A unified replacement for peg_get(), peg_query(), and peg_all(). Pages are fetched in parallel for maximum throughput.

Usage

peg_data(
  dataset_id,
  filter = NULL,
  select = NULL,
  top = NULL,
  skip = NULL,
  orderby = NULL,
  max_connections = NULL
)

Arguments

dataset_id

A character string dataset ID e.g. "d4mq-wa44".

filter

A filter expression — either an R expression such as total_assessed_value > 500000, or a raw OData string such as "total_assessed_value gt 500000". Use peg_metadata() to look up valid field names.

select

A character vector of field names to return, e.g. c("roll_number", "total_assessed_value").

top

A positive integer — the maximum number of rows to return. When NULL (the default) every row is fetched.

skip

A non-negative integer — rows to skip before collecting results.

orderby

A character string specifying sort order, e.g. "total_assessed_value desc".

max_connections

A positive integer controlling how many HTTP requests are in-flight at once. When NULL (the default), the value is auto-detected as 2 * parallel::detectCores(), capped at .MAX_CONNECTIONS (20) and at the number of pages required. Supply an explicit value to override — lower if the server rate-limits, higher if you have headroom.

Value

A tibble::tibble() with the requested rows in their original order.

Details

How it works:

  1. Fires the $count request and the first data page simultaneously, saving one full round trip before the main fetch begins.
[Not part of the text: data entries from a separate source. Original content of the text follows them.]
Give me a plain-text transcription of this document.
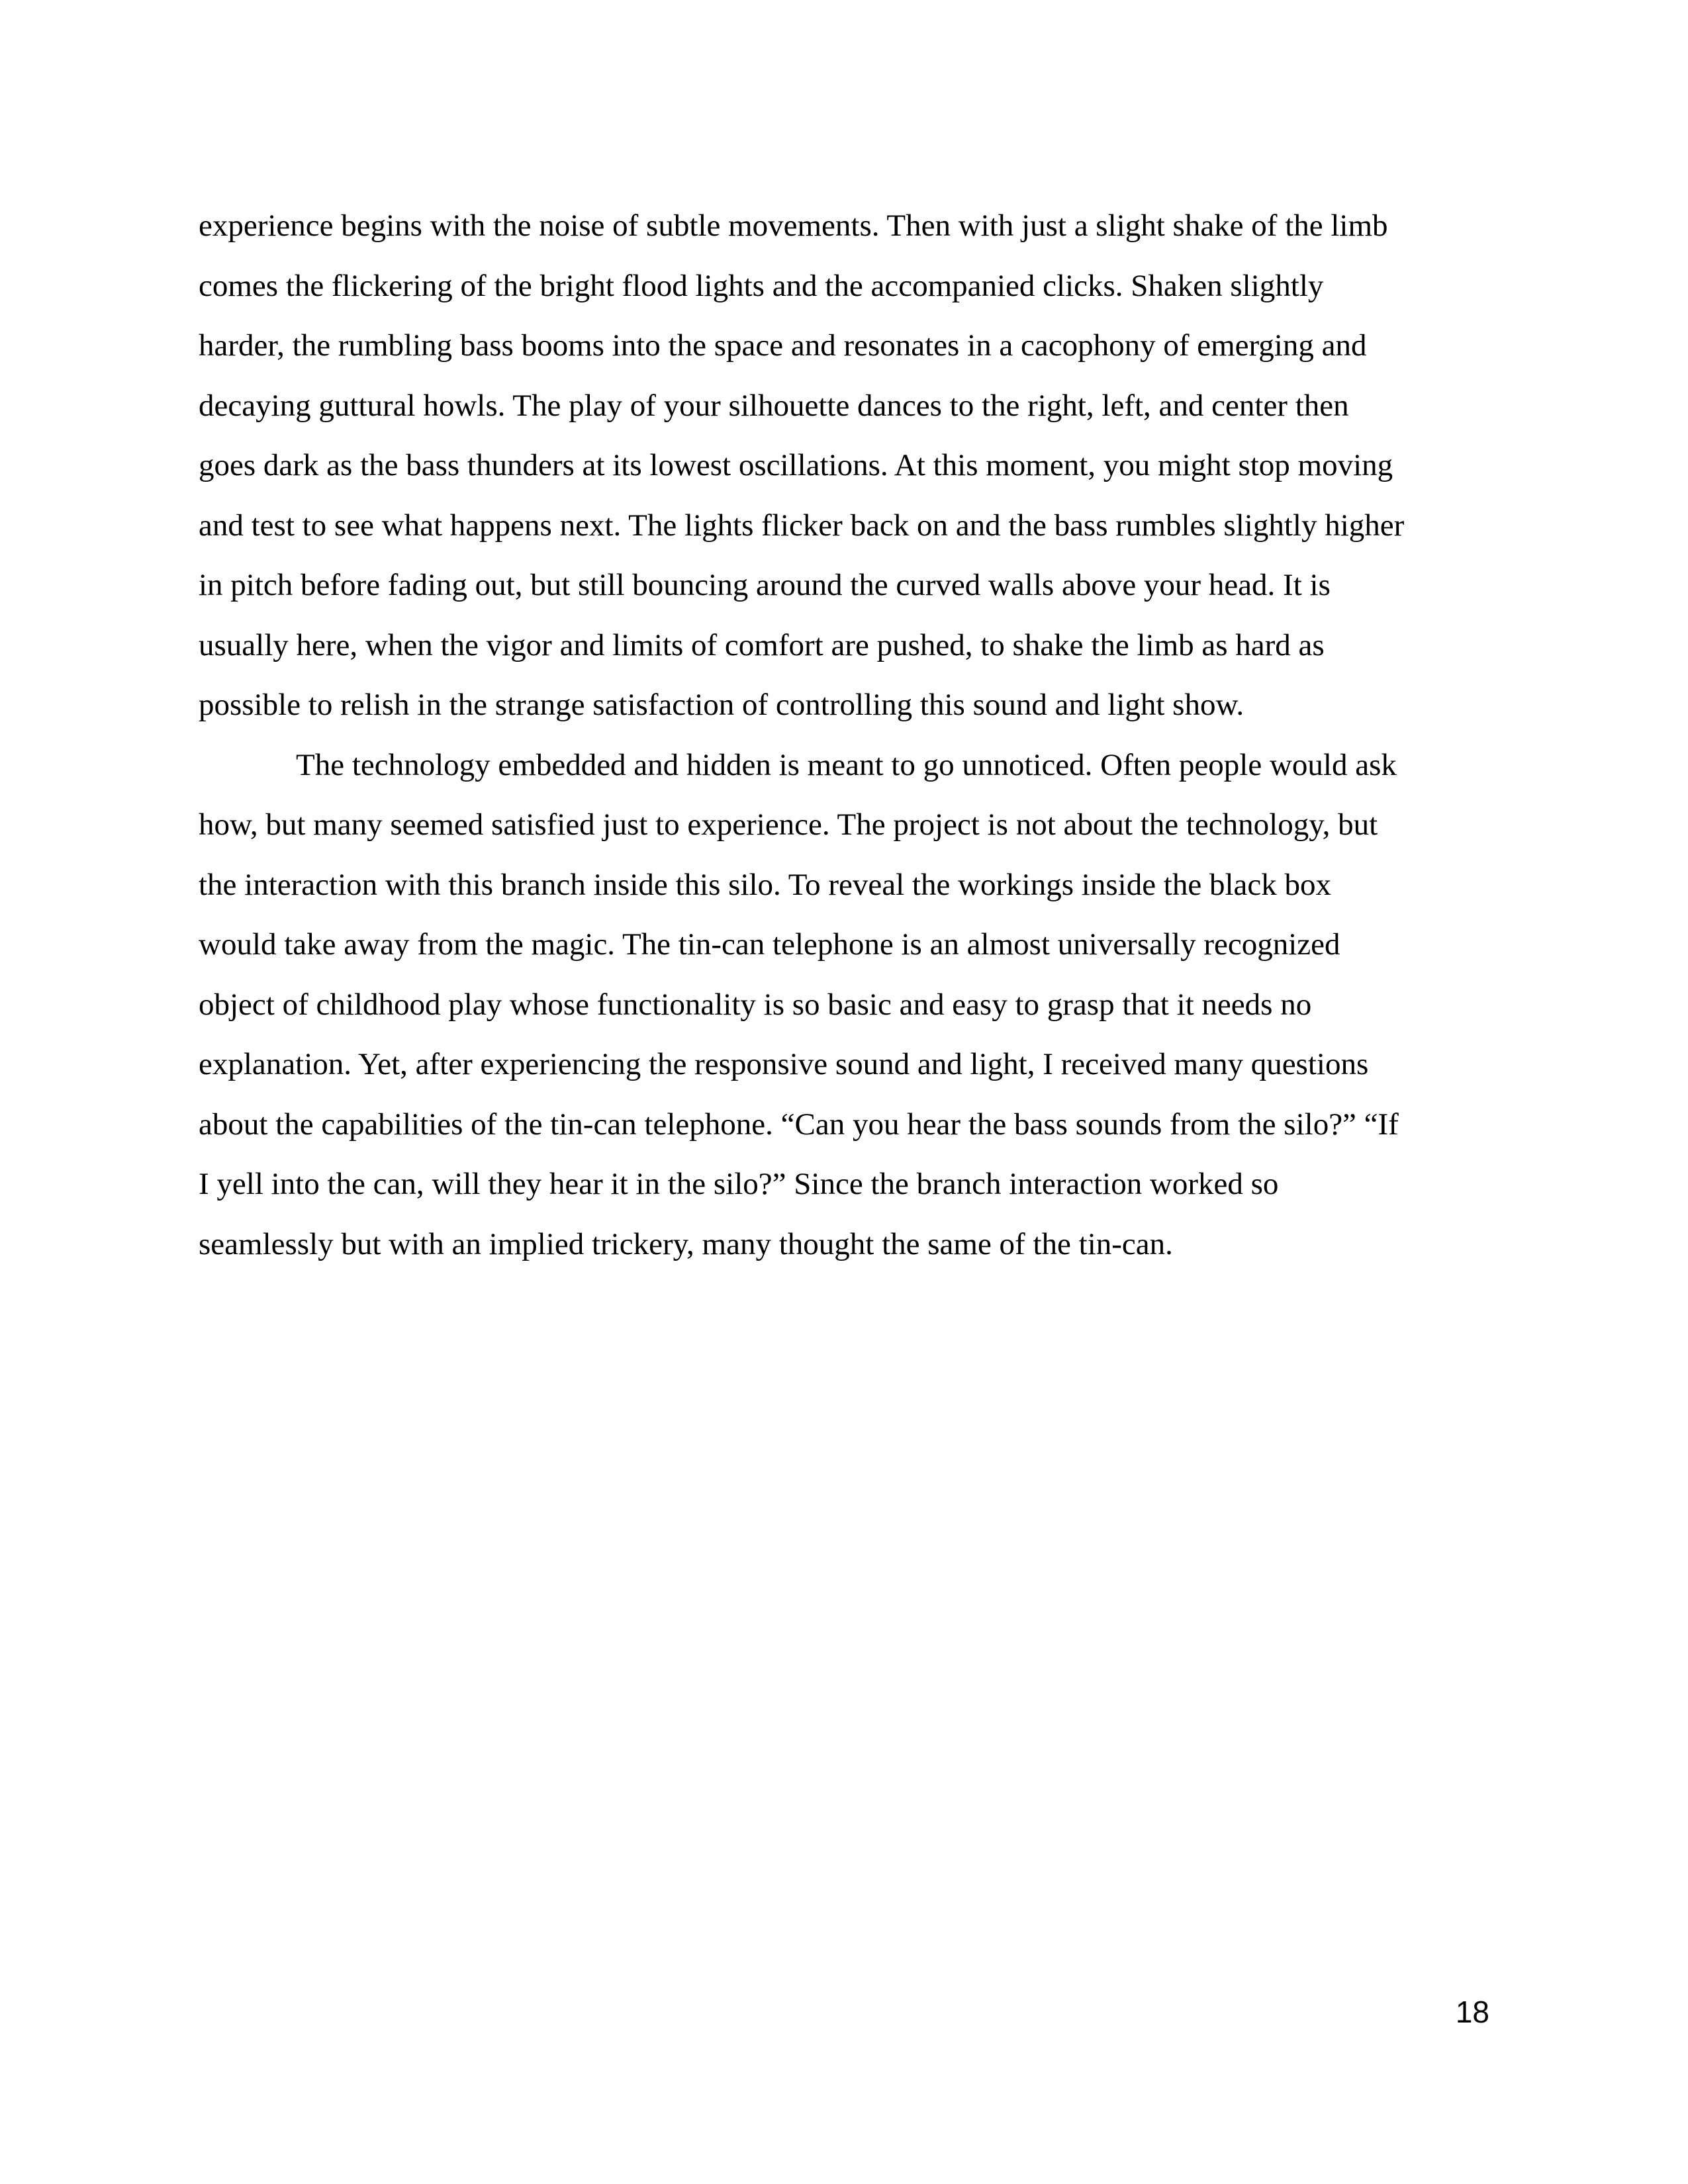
experience begins with the noise of subtle movements. Then with just a slight shake of the limb

comes the flickering of the bright flood lights and the accompanied clicks. Shaken slightly

harder, the rumbling bass booms into the space and resonates in a cacophony of emerging and

decaying guttural howls. The play of your silhouette dances to the right, left, and center then

goes dark as the bass thunders at its lowest oscillations. At this moment, you might stop moving

and test to see what happens next. The lights flicker back on and the bass rumbles slightly higher

in pitch before fading out, but still bouncing around the curved walls above your head. It is

usually here, when the vigor and limits of comfort are pushed, to shake the limb as hard as

possible to relish in the strange satisfaction of controlling this sound and light show.

The technology embedded and hidden is meant to go unnoticed. Often people would ask

how, but many seemed satisfied just to experience. The project is not about the technology, but

the interaction with this branch inside this silo. To reveal the workings inside the black box

would take away from the magic. The tin-can telephone is an almost universally recognized

object of childhood play whose functionality is so basic and easy to grasp that it needs no

explanation. Yet, after experiencing the responsive sound and light, I received many questions

about the capabilities of the tin-can telephone. “Can you hear the bass sounds from the silo?” “If

I yell into the can, will they hear it in the silo?” Since the branch interaction worked so

seamlessly but with an implied trickery, many thought the same of the tin-can.

18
  2. Pre-computes every remaining page URL from $skip offsets — no nextLink chaining required.

  3. Fires all remaining requests via httr2::req_perform_parallel() with max_active throttling. curl starts the next request the instant any slot frees, avoiding the convoy delay of manual batching.
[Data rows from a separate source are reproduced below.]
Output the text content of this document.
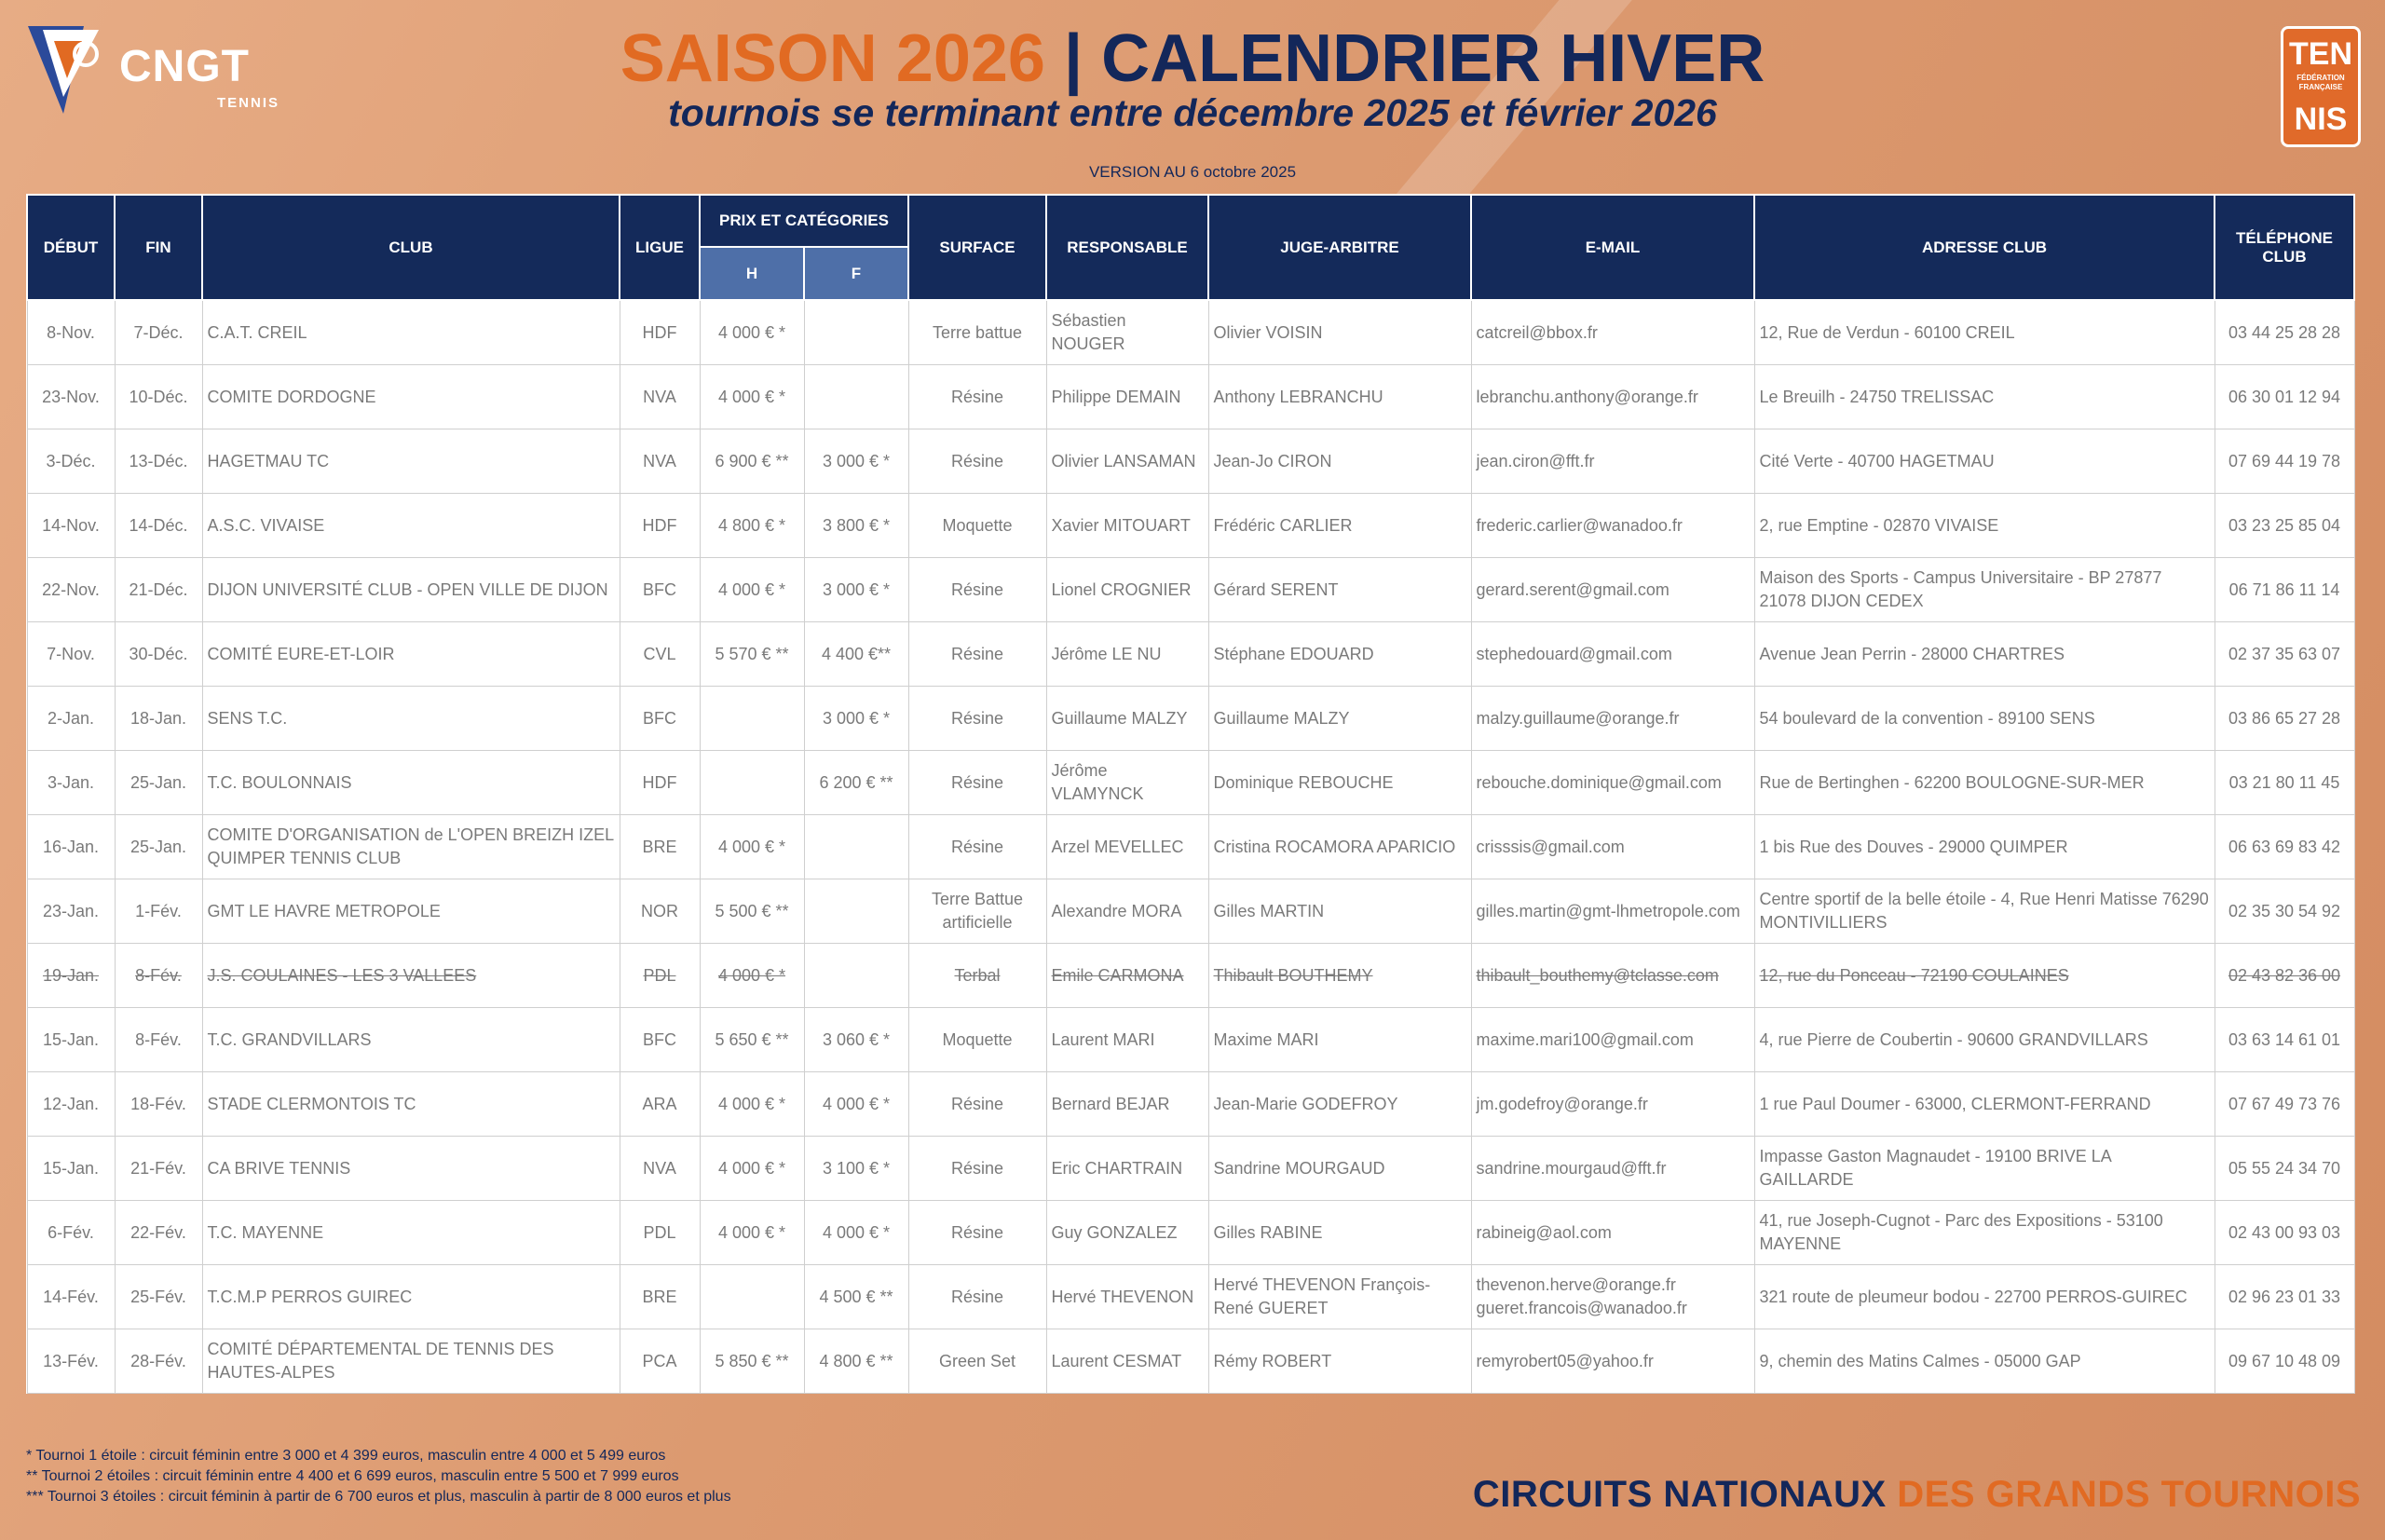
CNGT
TENNIS
TEN
FÉDÉRATION FRANÇAISE
NIS
SAISON 2026 | CALENDRIER HIVER
tournois se terminant entre décembre 2025 et février 2026
VERSION AU 6 octobre 2025
DÉBUT	FIN	CLUB	LIGUE	PRIX ET CATÉGORIES		SURFACE	RESPONSABLE	JUGE-ARBITRE	E-MAIL	ADRESSE CLUB	TÉLÉPHONE CLUB
				H	F						
8-Nov.	7-Déc.	C.A.T. CREIL	HDF	4 000 € *		Terre battue	Sébastien NOUGER	Olivier VOISIN	catcreil@bbox.fr	12, Rue de Verdun - 60100 CREIL	03 44 25 28 28
23-Nov.	10-Déc.	COMITE DORDOGNE	NVA	4 000 € *		Résine	Philippe DEMAIN	Anthony LEBRANCHU	lebranchu.anthony@orange.fr	Le Breuilh - 24750 TRELISSAC	06 30 01 12 94
3-Déc.	13-Déc.	HAGETMAU TC	NVA	6 900 € **	3 000 € *	Résine	Olivier LANSAMAN	Jean-Jo CIRON	jean.ciron@fft.fr	Cité Verte - 40700 HAGETMAU	07 69 44 19 78
14-Nov.	14-Déc.	A.S.C. VIVAISE	HDF	4 800 € *	3 800 € *	Moquette	Xavier MITOUART	Frédéric CARLIER	frederic.carlier@wanadoo.fr	2, rue Emptine - 02870 VIVAISE	03 23 25 85 04
22-Nov.	21-Déc.	DIJON UNIVERSITÉ CLUB - OPEN VILLE DE DIJON	BFC	4 000 € *	3 000 € *	Résine	Lionel CROGNIER	Gérard SERENT	gerard.serent@gmail.com	Maison des Sports - Campus Universitaire - BP 27877 21078 DIJON CEDEX	06 71 86 11 14
7-Nov.	30-Déc.	COMITÉ EURE-ET-LOIR	CVL	5 570 € **	4 400 €**	Résine	Jérôme LE NU	Stéphane EDOUARD	stephedouard@gmail.com	Avenue Jean Perrin - 28000 CHARTRES	02 37 35 63 07
2-Jan.	18-Jan.	SENS T.C.	BFC		3 000 € *	Résine	Guillaume MALZY	Guillaume MALZY	malzy.guillaume@orange.fr	54 boulevard de la convention - 89100 SENS	03 86 65 27 28
3-Jan.	25-Jan.	T.C. BOULONNAIS	HDF		6 200 € **	Résine	Jérôme VLAMYNCK	Dominique REBOUCHE	rebouche.dominique@gmail.com	Rue de Bertinghen - 62200 BOULOGNE-SUR-MER	03 21 80 11 45
16-Jan.	25-Jan.	COMITE D'ORGANISATION de L'OPEN BREIZH IZEL QUIMPER TENNIS CLUB	BRE	4 000 € *		Résine	Arzel MEVELLEC	Cristina ROCAMORA APARICIO	crisssis@gmail.com	1 bis Rue des Douves - 29000 QUIMPER	06 63 69 83 42
23-Jan.	1-Fév.	GMT LE HAVRE METROPOLE	NOR	5 500 € **		Terre Battue artificielle	Alexandre MORA	Gilles MARTIN	gilles.martin@gmt-lhmetropole.com	Centre sportif de la belle étoile - 4, Rue Henri Matisse 76290 MONTIVILLIERS	02 35 30 54 92
19-Jan.	8-Fév.	J.S. COULAINES - LES 3 VALLEES	PDL	4 000 € *		Terbal	Emile CARMONA	Thibault BOUTHEMY	thibault_bouthemy@tclasse.com	12, rue du Ponceau - 72190 COULAINES	02 43 82 36 00
15-Jan.	8-Fév.	T.C. GRANDVILLARS	BFC	5 650 € **	3 060 € *	Moquette	Laurent MARI	Maxime MARI	maxime.mari100@gmail.com	4, rue Pierre de Coubertin - 90600 GRANDVILLARS	03 63 14 61 01
12-Jan.	18-Fév.	STADE CLERMONTOIS TC	ARA	4 000 € *	4 000 € *	Résine	Bernard BEJAR	Jean-Marie GODEFROY	jm.godefroy@orange.fr	1 rue Paul Doumer - 63000, CLERMONT-FERRAND	07 67 49 73 76
15-Jan.	21-Fév.	CA BRIVE TENNIS	NVA	4 000 € *	3 100 € *	Résine	Eric CHARTRAIN	Sandrine MOURGAUD	sandrine.mourgaud@fft.fr	Impasse Gaston Magnaudet - 19100 BRIVE LA GAILLARDE	05 55 24 34 70
6-Fév.	22-Fév.	T.C. MAYENNE	PDL	4 000 € *	4 000 € *	Résine	Guy GONZALEZ	Gilles RABINE	rabineig@aol.com	41, rue Joseph-Cugnot - Parc des Expositions - 53100 MAYENNE	02 43 00 93 03
14-Fév.	25-Fév.	T.C.M.P PERROS GUIREC	BRE		4 500 € **	Résine	Hervé THEVENON	Hervé THEVENON François-René GUERET	thevenon.herve@orange.fr gueret.francois@wanadoo.fr	321 route de pleumeur bodou - 22700 PERROS-GUIREC	02 96 23 01 33
13-Fév.	28-Fév.	COMITÉ DÉPARTEMENTAL DE TENNIS DES HAUTES-ALPES	PCA	5 850 € **	4 800 € **	Green Set	Laurent CESMAT	Rémy ROBERT	remyrobert05@yahoo.fr	9, chemin des Matins Calmes - 05000 GAP	09 67 10 48 09
* Tournoi 1 étoile : circuit féminin entre 3 000 et 4 399 euros, masculin entre 4 000 et 5 499 euros
** Tournoi 2 étoiles : circuit féminin entre 4 400 et 6 699 euros, masculin entre 5 500 et 7 999 euros
*** Tournoi 3 étoiles : circuit féminin à partir de 6 700 euros et plus, masculin à partir de 8 000 euros et plus	CIRCUITS NATIONAUX DES GRANDS TOURNOIS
  4. Binds pages in their original order and trims to top.

Examples

if (FALSE) { # \dontrun{
# fetch every row
peg_data("d4mq-wa44")

# fetch the first 500 rows
peg_data("d4mq-wa44", top = 500)

# filter + select + sort, fetch all matching rows
peg_data(
  "d4mq-wa44",
  filter  = total_assessed_value > 500000,
  select  = c("roll_number", "total_assessed_value"),
  orderby = "total_assessed_value desc"
)

# override connection count
peg_data("d4mq-wa44", max_connections = 4L)
} # }